脱ぎ捨てられた扇情的な赤い衣装をどうするかと一瞬迷ったが、持っていくことにする。二人が身体を繋げた記念の品だ。
ポケットにそれを捻じ込み、セレンの身体を大切そうに抱きかかえたリュートは、ひらりとシュバルツの背にまたがる。
向かう先は黒いドラゴンを神と崇める帝国。
大陸の覇者である帝国は、リュートの活躍を知り、龍騎士として招いてくれるというのだ。
それがシュバルツを帝国に置いておきたいがための方便だとはわかっていたが、乗らない手はない。
騎士になったばかりの頃、魔物の討伐に向かった森の中でリュートは何者かに親を殺された幼い黒いドラゴンに遭遇した。
大切な存在を奪われ悲しげに鳴くドラゴンに自分を重ねたリュートは、保護して育てることに決めたのだ。
シュバルツと名付けたそのドラゴンはすくすくと成長し、秘密の相棒になった。
赤いドラゴンを倒せたのはシュバルツの協力が大きい。
「お前にとってあれは仇だったんだよな」
艶やかな黒い鱗を撫でながら、リュートは相棒を労るように優しい声をかける。
確証はなかったが、あの赤いドラゴンを見た瞬間に鱗を逆立てたシュバルツの態度こそが真実なのだろう。
何もかもが運命だとしか思えない。
「行こう、俺たちの新天地へ」
扉の向こうには、情事を済ませて出てくるリュートを殺そうと待ち構えている刺客の気配があった。
王妃はリュートの口からセレンが清い身体だったという事実が露見するのを隠したいのだろう。

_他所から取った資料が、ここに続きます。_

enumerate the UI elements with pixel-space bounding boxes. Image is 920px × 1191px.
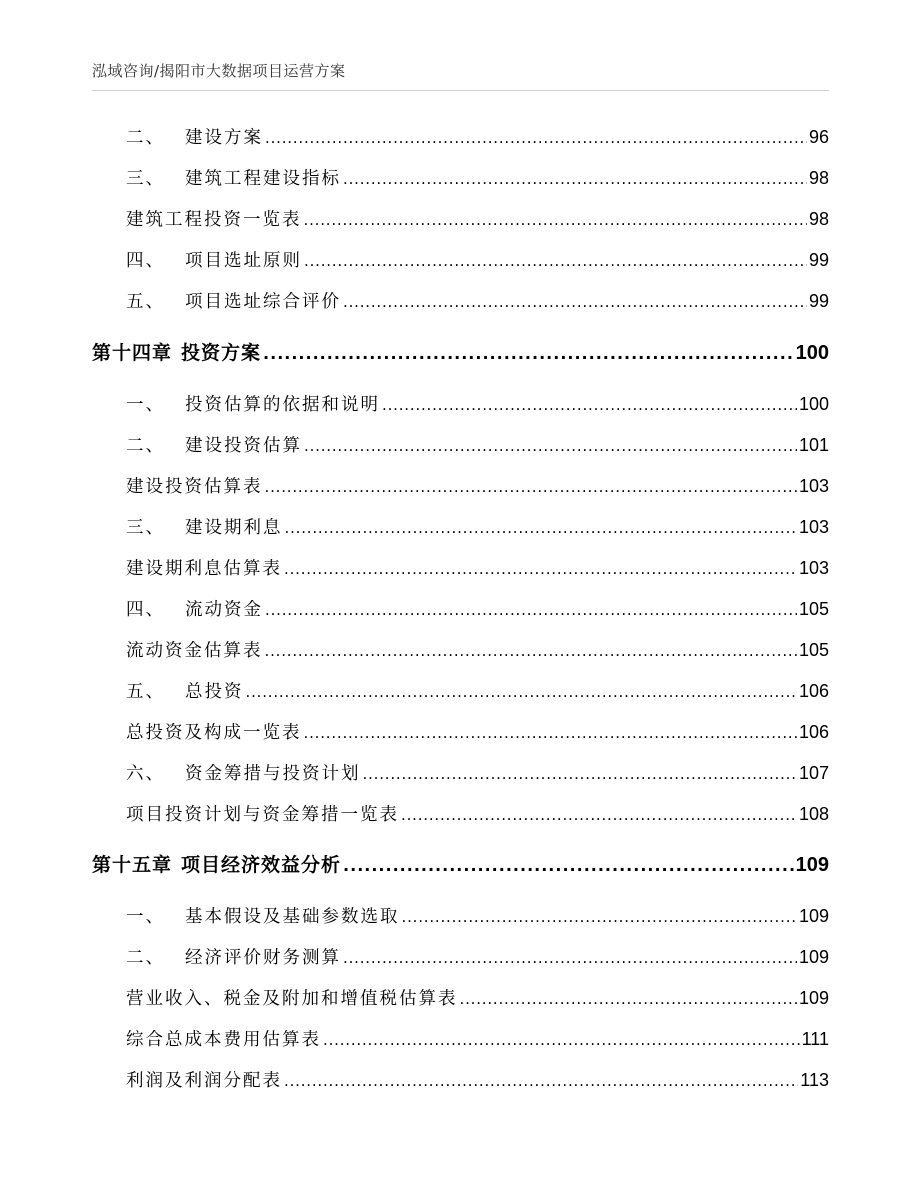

その嫉妬深さが逆にセレンを他の男から遠ざけてくれたことは感謝しているが、彼女を深く傷つけたことは絶対に許せない。
父親でありながら娘を見放した国王も、彼女を玩具のように虐げた姉姫たちも全部いらない。
「この国を君にあげるよ」
腐った政治に飽き飽きしている国民は、新しい支配者帝国の侵略を喜んで受け入れてくれるだろう。

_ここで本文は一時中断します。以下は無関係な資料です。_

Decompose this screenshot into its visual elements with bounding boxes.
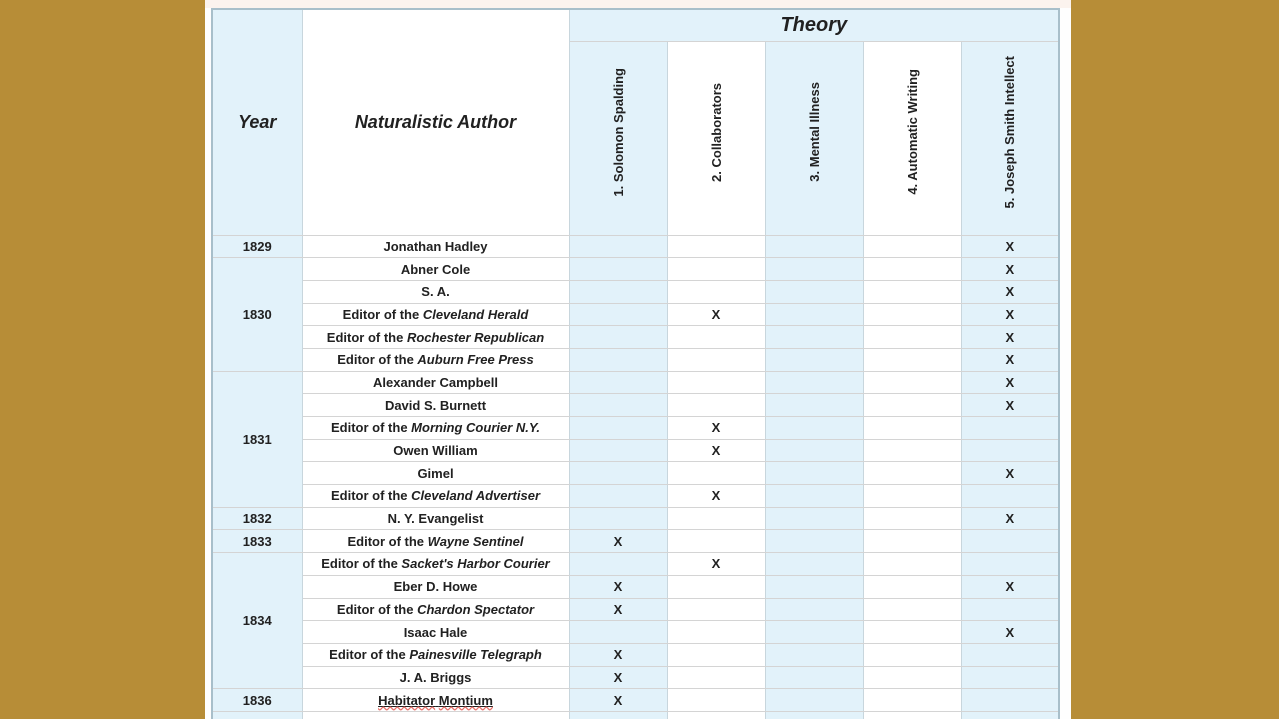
theory-empty-cell (863, 462, 961, 485)
author-name: J. A. Briggs (399, 669, 472, 685)
theory-empty-cell (667, 666, 765, 689)
theory-mark-cell: X (569, 530, 667, 553)
publication-name: Morning Courier N.Y. (411, 420, 540, 436)
theory-table (211, 8, 1060, 719)
theory-empty-cell (863, 348, 961, 371)
author-name (327, 330, 544, 345)
year-cell: 1832 (212, 507, 302, 530)
table-row-partial (212, 711, 1059, 719)
theory-empty-cell (863, 507, 961, 530)
author-cell (302, 280, 569, 303)
author-column-header: Naturalistic Author (302, 9, 569, 235)
author-name (329, 647, 542, 662)
author-cell (302, 417, 569, 440)
table-row (212, 485, 1059, 508)
theory-empty-cell (961, 643, 1059, 666)
theory-empty-cell (765, 530, 863, 553)
theory-column-header-cell (667, 41, 765, 235)
partial-cell (667, 711, 765, 719)
theory-empty-cell (863, 621, 961, 644)
author-name: Alexander Campbell (373, 374, 498, 390)
theory-empty-cell (667, 280, 765, 303)
publication-name: Chardon Spectator (417, 601, 535, 617)
theory-empty-cell (765, 598, 863, 621)
author-name (347, 534, 523, 549)
partial-cell (765, 711, 863, 719)
author-cell (302, 303, 569, 326)
theory-mark-cell: X (961, 348, 1059, 371)
author-name: N. Y. Evangelist (387, 511, 484, 527)
theory-empty-cell (765, 643, 863, 666)
theory-empty-cell (765, 235, 863, 258)
theory-empty-cell (765, 348, 863, 371)
author-prefix: Editor of the (342, 306, 423, 322)
theory-empty-cell (569, 258, 667, 281)
theory-column-header-cell (863, 41, 961, 235)
theory-empty-cell (863, 643, 961, 666)
theory-empty-cell (961, 553, 1059, 576)
theory-empty-cell (863, 258, 961, 281)
theory-empty-cell (667, 598, 765, 621)
theory-empty-cell (863, 439, 961, 462)
theory-empty-cell (765, 621, 863, 644)
theory-empty-cell (667, 530, 765, 553)
author-cell (302, 666, 569, 689)
year-cell: 1834 (212, 553, 302, 689)
theory-empty-cell (765, 439, 863, 462)
theory-empty-cell (569, 417, 667, 440)
theory-mark-cell: X (961, 621, 1059, 644)
theory-empty-cell (569, 553, 667, 576)
theory-empty-cell (667, 348, 765, 371)
publication-name: Painesville Telegraph (409, 647, 542, 663)
theory-empty-cell (863, 689, 961, 712)
theory-empty-cell (765, 326, 863, 349)
theory-empty-cell (765, 258, 863, 281)
theory-column-label: 1. Solomon Spalding (610, 67, 626, 197)
misspelled-word: Montium (438, 692, 493, 708)
table-row (212, 394, 1059, 417)
publication-name: Auburn Free Press (417, 352, 534, 368)
theory-column-label: 3. Mental Illness (806, 82, 822, 182)
year-cell: 1831 (212, 371, 302, 507)
theory-header: Theory (569, 9, 1059, 41)
theory-empty-cell (569, 621, 667, 644)
year-cell: 1836 (212, 689, 302, 712)
author-cell (302, 326, 569, 349)
theory-empty-cell (863, 485, 961, 508)
table-row (212, 348, 1059, 371)
theory-empty-cell (667, 371, 765, 394)
theory-empty-cell (667, 643, 765, 666)
partial-cell (961, 711, 1059, 719)
theory-empty-cell (569, 280, 667, 303)
theory-empty-cell (667, 258, 765, 281)
author-name: Gimel (417, 465, 454, 481)
theory-empty-cell (961, 689, 1059, 712)
table-row (212, 530, 1059, 553)
theory-mark-cell: X (569, 598, 667, 621)
table-row (212, 439, 1059, 462)
table-row (212, 643, 1059, 666)
author-name (378, 693, 493, 708)
table-row (212, 666, 1059, 689)
theory-mark-cell: X (667, 417, 765, 440)
author-cell (302, 598, 569, 621)
author-prefix: Editor of the (337, 352, 418, 368)
theory-empty-cell (961, 417, 1059, 440)
theory-empty-cell (569, 235, 667, 258)
table-row (212, 417, 1059, 440)
theory-mark-cell: X (961, 280, 1059, 303)
theory-empty-cell (863, 280, 961, 303)
theory-empty-cell (863, 371, 961, 394)
theory-empty-cell (765, 462, 863, 485)
theory-mark-cell: X (961, 235, 1059, 258)
theory-empty-cell (863, 394, 961, 417)
theory-empty-cell (863, 303, 961, 326)
publication-name: Rochester Republican (406, 329, 545, 345)
author-name: Abner Cole (400, 261, 471, 277)
author-cell (302, 235, 569, 258)
theory-mark-cell: X (961, 575, 1059, 598)
theory-mark-cell: X (569, 666, 667, 689)
theory-column-header-cell (569, 41, 667, 235)
year-cell: 1829 (212, 235, 302, 258)
author-name (331, 488, 540, 503)
theory-empty-cell (961, 598, 1059, 621)
theory-mark-cell: X (961, 303, 1059, 326)
theory-empty-cell (863, 553, 961, 576)
theory-empty-cell (667, 507, 765, 530)
author-name (337, 602, 534, 617)
theory-empty-cell (569, 394, 667, 417)
theory-mark-cell: X (569, 689, 667, 712)
theory-mark-cell: X (667, 439, 765, 462)
partial-cell (302, 711, 569, 719)
author-prefix: Editor of the (330, 488, 412, 504)
author-cell (302, 575, 569, 598)
author-cell (302, 371, 569, 394)
table-row (212, 553, 1059, 576)
theory-column-header-cell (765, 41, 863, 235)
theory-empty-cell (961, 485, 1059, 508)
theory-empty-cell (569, 485, 667, 508)
theory-mark-cell: X (961, 394, 1059, 417)
theory-empty-cell (667, 235, 765, 258)
table-row (212, 371, 1059, 394)
author-name: Isaac Hale (403, 624, 468, 640)
author-prefix: Editor of the (329, 647, 410, 663)
table-row (212, 462, 1059, 485)
author-prefix: Editor of the (321, 556, 402, 572)
table-row (212, 598, 1059, 621)
author-name: S. A. (421, 284, 450, 300)
table-row (212, 258, 1059, 281)
year-cell: 1833 (212, 530, 302, 553)
theory-mark-cell: X (667, 553, 765, 576)
theory-empty-cell (569, 348, 667, 371)
table-row (212, 235, 1059, 258)
partial-cell (863, 711, 961, 719)
partial-cell (212, 711, 302, 719)
author-cell (302, 530, 569, 553)
table-row (212, 303, 1059, 326)
theory-empty-cell (667, 689, 765, 712)
author-prefix: Editor of the (331, 420, 412, 436)
author-cell (302, 394, 569, 417)
publication-name: Sacket's Harbor Courier (401, 556, 550, 572)
theory-empty-cell (569, 303, 667, 326)
theory-column-label: 4. Automatic Writing (904, 69, 920, 195)
theory-empty-cell (765, 303, 863, 326)
theory-mark-cell: X (961, 371, 1059, 394)
author-cell (302, 462, 569, 485)
page-top-margin (205, 0, 1071, 8)
table-row (212, 326, 1059, 349)
author-name (343, 307, 529, 322)
theory-empty-cell (863, 326, 961, 349)
author-prefix: Editor of the (326, 329, 407, 345)
author-name (331, 420, 540, 435)
author-prefix: Editor of the (347, 533, 428, 549)
document-page (205, 0, 1071, 719)
theory-mark-cell: X (569, 643, 667, 666)
theory-empty-cell (569, 371, 667, 394)
theory-empty-cell (863, 666, 961, 689)
theory-empty-cell (569, 462, 667, 485)
theory-column-header-cell (961, 41, 1059, 235)
year-cell: 1830 (212, 258, 302, 371)
author-name (337, 352, 534, 367)
theory-empty-cell (863, 530, 961, 553)
theory-empty-cell (863, 598, 961, 621)
author-cell (302, 689, 569, 712)
theory-empty-cell (765, 280, 863, 303)
theory-empty-cell (667, 621, 765, 644)
theory-empty-cell (765, 507, 863, 530)
theory-empty-cell (863, 417, 961, 440)
theory-empty-cell (765, 666, 863, 689)
table-row (212, 689, 1059, 712)
author-cell (302, 439, 569, 462)
author-cell (302, 258, 569, 281)
author-name: Owen William (393, 443, 478, 459)
author-name: Eber D. Howe (393, 579, 478, 595)
theory-empty-cell (569, 507, 667, 530)
theory-mark-cell: X (961, 326, 1059, 349)
publication-name: Cleveland Herald (422, 306, 529, 322)
theory-empty-cell (765, 485, 863, 508)
author-name (321, 556, 550, 571)
author-cell (302, 485, 569, 508)
theory-empty-cell (667, 394, 765, 417)
theory-empty-cell (765, 689, 863, 712)
theory-empty-cell (765, 553, 863, 576)
table-body (212, 235, 1059, 719)
theory-empty-cell (667, 326, 765, 349)
theory-mark-cell: X (961, 507, 1059, 530)
theory-mark-cell: X (667, 485, 765, 508)
theory-empty-cell (961, 666, 1059, 689)
theory-empty-cell (765, 575, 863, 598)
misspelled-word: Habitator (378, 692, 436, 708)
author-name: David S. Burnett (384, 397, 487, 413)
table-row (212, 575, 1059, 598)
theory-empty-cell (961, 439, 1059, 462)
table-row (212, 280, 1059, 303)
publication-name: Cleveland Advertiser (411, 488, 541, 504)
theory-empty-cell (863, 575, 961, 598)
author-prefix: Editor of the (336, 601, 418, 617)
author-cell (302, 643, 569, 666)
author-cell (302, 553, 569, 576)
theory-column-label: 2. Collaborators (708, 82, 724, 182)
header-row-top (212, 9, 1059, 41)
author-cell (302, 621, 569, 644)
table-row (212, 507, 1059, 530)
theory-empty-cell (569, 326, 667, 349)
theory-empty-cell (863, 235, 961, 258)
theory-mark-cell: X (961, 462, 1059, 485)
theory-mark-cell: X (961, 258, 1059, 281)
theory-empty-cell (569, 439, 667, 462)
author-name: Jonathan Hadley (383, 238, 488, 254)
table-row (212, 621, 1059, 644)
theory-mark-cell: X (667, 303, 765, 326)
author-cell (302, 348, 569, 371)
theory-empty-cell (765, 394, 863, 417)
theory-empty-cell (667, 575, 765, 598)
theory-empty-cell (961, 530, 1059, 553)
theory-empty-cell (667, 462, 765, 485)
publication-name: Wayne Sentinel (427, 533, 524, 549)
year-column-header: Year (212, 9, 302, 235)
theory-empty-cell (765, 371, 863, 394)
theory-mark-cell: X (569, 575, 667, 598)
partial-cell (569, 711, 667, 719)
theory-column-label: 5. Joseph Smith Intellect (1002, 55, 1018, 209)
theory-empty-cell (765, 417, 863, 440)
author-cell (302, 507, 569, 530)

王女であるセレンがこちら側にいれば、保守派の貴族を黙らせることも容易い。セレンにまつわる噂は全部が正妃の嘘で、彼女は虐げられていたと明かせばみんな手の平を返すに違いない。人間なんてそんなものだ。
「愛してるよセレン」
眠ったままのセレンにキスを落とし、リュートはシュバルツへ出立の合図を送った。
昇り始めた眩しいほどの朝日に自然と目が細まる。
その輝きは、この先の未来を照らす灯火に見えた。